Out on the trails, the setup did great. Driving the highway, I can get plenty of chatter. I will say the Midland is hard to use in the dark. It has a momentary light for the LCD screen, but it would be nice to have something always lit and bigger. There's also too many buttons... not that you need to use them, but if I had to do it over I would try getting something like a Cobra 19 DX IV or a 25 LTD and see about mounting it under the stereo...
Light Hoop and Auxiliary Lights
Light Hoop and Auxiliary Lights
I'll start off with my catchphrase:
After a lot of research
Ok, now we can continue:
... I have decided that I want to add some auxiliary lights to the bumper, with a light hoop welded on to the bumper.
I spent an immense amount of time waffling between PIAA, IPF, LightForce, and HID-converted Hellas. I had really wanted LightForce after hearing so many good things about them, but I didn't have the mounting depth without getting really crafty - LF lights are really deep, and Relentless bumpers are really narrow. Alternatively, I could go with the HID-converted Hellas, which were a really cheapo light but mounted with very little work. I drove my family mad, I hounded RelentlessTaco, I bugged plenty of people on the forum - what to do??
It finally took a call from HBMurphy to set me straight. He told me, "You could spend $300 on a good set of spendier lights which you might not like for some reason and have to sell them for $150, or you could go with a cheap set for $150 and sell them for $75. Swallowing $75 worth of mistake sounds a lot nicer."
I couldn't argue with that, so I got some Hella 700FF and a DDM Tuning Apexcone Raptor 55W HID kit, H3 bulb. I went with a 5000K temperature because I wanted to avoid blue, and hope to get more light.
I drove down to RelentlessTaco's house to get the hoop put on and the lights converted. It's quite a drive down there, but I had a college buddy living down there and it was a good excuse to visit.
Arriving at RelentlessTaco's house is a weird experience, because not only is it his house, you also get Timicha of Elite Off-Road, along with all their housemates. I didn't get a picture, but I was one of six Toyota trucks that were parked in the driveway and spilling out to the street. It was like an eternal mini-meet, and I probably had the least mods!

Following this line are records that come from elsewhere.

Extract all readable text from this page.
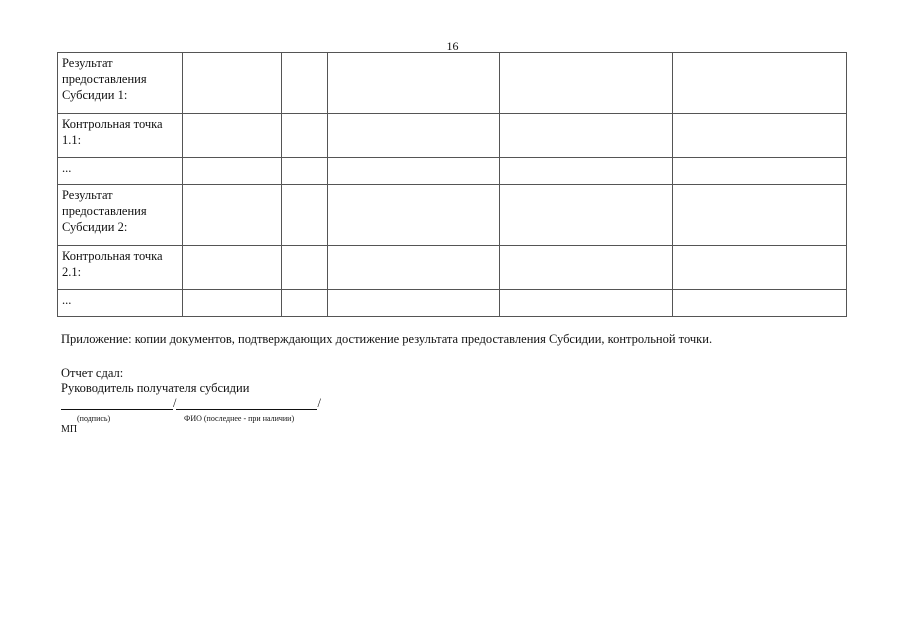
16
Результат предоставления Субсидии 1:					
Контрольная точка 1.1:					
...					
Результат предоставления Субсидии 2:					
Контрольная точка 2.1:					
...					
Приложение: копии документов, подтверждающих достижение результата предоставления Субсидии, контрольной точки.
Отчет сдал:
Руководитель получателя субсидии
/	/
(подпись)	ФИО (последнее - при наличии)
МП
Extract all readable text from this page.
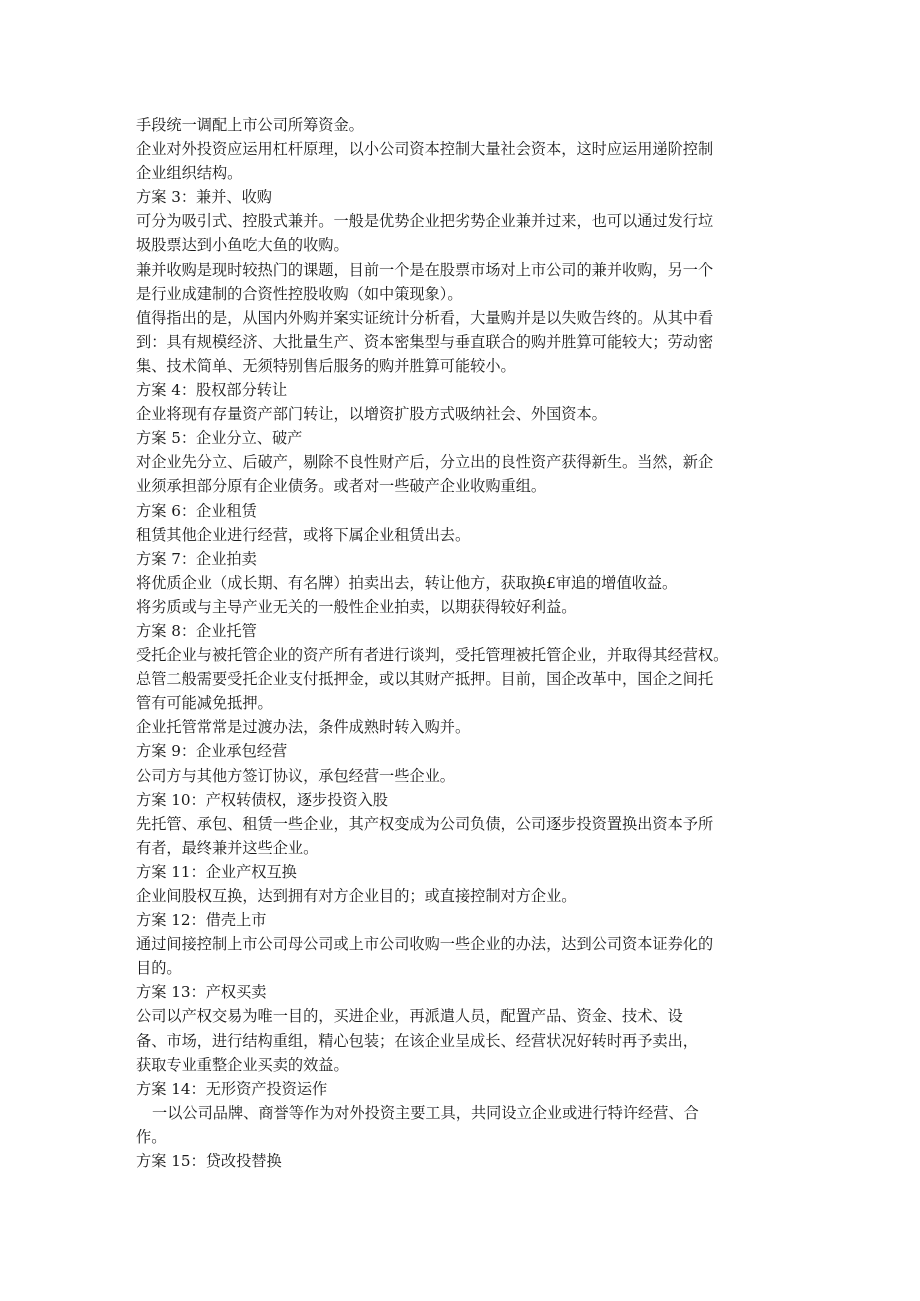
手段统一调配上市公司所筹资金。

企业对外投资应运用杠杆原理，以小公司资本控制大量社会资本，这时应运用递阶控制

企业组织结构。

方案 3：兼并、收购

可分为吸引式、控股式兼并。一般是优势企业把劣势企业兼并过来，也可以通过发行垃

圾股票达到小鱼吃大鱼的收购。

兼并收购是现时较热门的课题，目前一个是在股票市场对上市公司的兼并收购，另一个

是行业成建制的合资性控股收购（如中策现象）。

值得指出的是，从国内外购并案实证统计分析看，大量购并是以失败告终的。从其中看

到：具有规模经济、大批量生产、资本密集型与垂直联合的购并胜算可能较大；劳动密

集、技术简单、无须特别售后服务的购并胜算可能较小。

方案 4：股权部分转让

企业将现有存量资产部门转让，以增资扩股方式吸纳社会、外国资本。

方案 5：企业分立、破产

对企业先分立、后破产，剔除不良性财产后，分立出的良性资产获得新生。当然，新企

业须承担部分原有企业债务。或者对一些破产企业收购重组。

方案 6：企业租赁

租赁其他企业进行经营，或将下属企业租赁出去。

方案 7：企业拍卖

将优质企业（成长期、有名牌）拍卖出去，转让他方，获取换£审追的增值收益。

将劣质或与主导产业无关的一般性企业拍卖，以期获得较好利益。

方案 8：企业托管

受托企业与被托管企业的资产所有者进行谈判，受托管理被托管企业，并取得其经营权。

总管二般需要受托企业支付抵押金，或以其财产抵押。目前，国企改革中，国企之间托

管有可能减免抵押。

企业托管常常是过渡办法，条件成熟时转入购并。

方案 9：企业承包经营

公司方与其他方签订协议，承包经营一些企业。

方案 10：产权转债权，逐步投资入股

先托管、承包、租赁一些企业，其产权变成为公司负债，公司逐步投资置换出资本予所

有者，最终兼并这些企业。

方案 11：企业产权互换

企业间股权互换，达到拥有对方企业目的；或直接控制对方企业。

方案 12：借壳上市

通过间接控制上市公司母公司或上市公司收购一些企业的办法，达到公司资本证券化的

目的。

方案 13：产权买卖

公司以产权交易为唯一目的，买进企业，再派遣人员，配置产品、资金、技术、设

备、市场，进行结构重组，精心包装；在该企业呈成长、经营状况好转时再予卖出，

获取专业重整企业买卖的效益。

方案 14：无形资产投资运作

一以公司品牌、商誉等作为对外投资主要工具，共同设立企业或进行特许经营、合

作。

方案 15：贷改投替换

We had a lot to do that weekend with the hoop, lights, and CB mount (which I talk about earlier in this thread), plus Eric was involved in other people's bumpers and sliders as well, so I didn't get any pics, but you can see the results are great!
I wired the lights into the stock fog wiring, which I might change later because the wiring looks thin. I went ahead with the fog light anytime mod simply because it's easier to get fogs pointed.
I'll try to get some night shots later on. I'm not sure if I'm pointing them quite right. They are bright enough that it's pointless to try using stock headlight high beams at all, but I think I have some pretty heavy hot spots. Overall I think they will do fine for my purposes.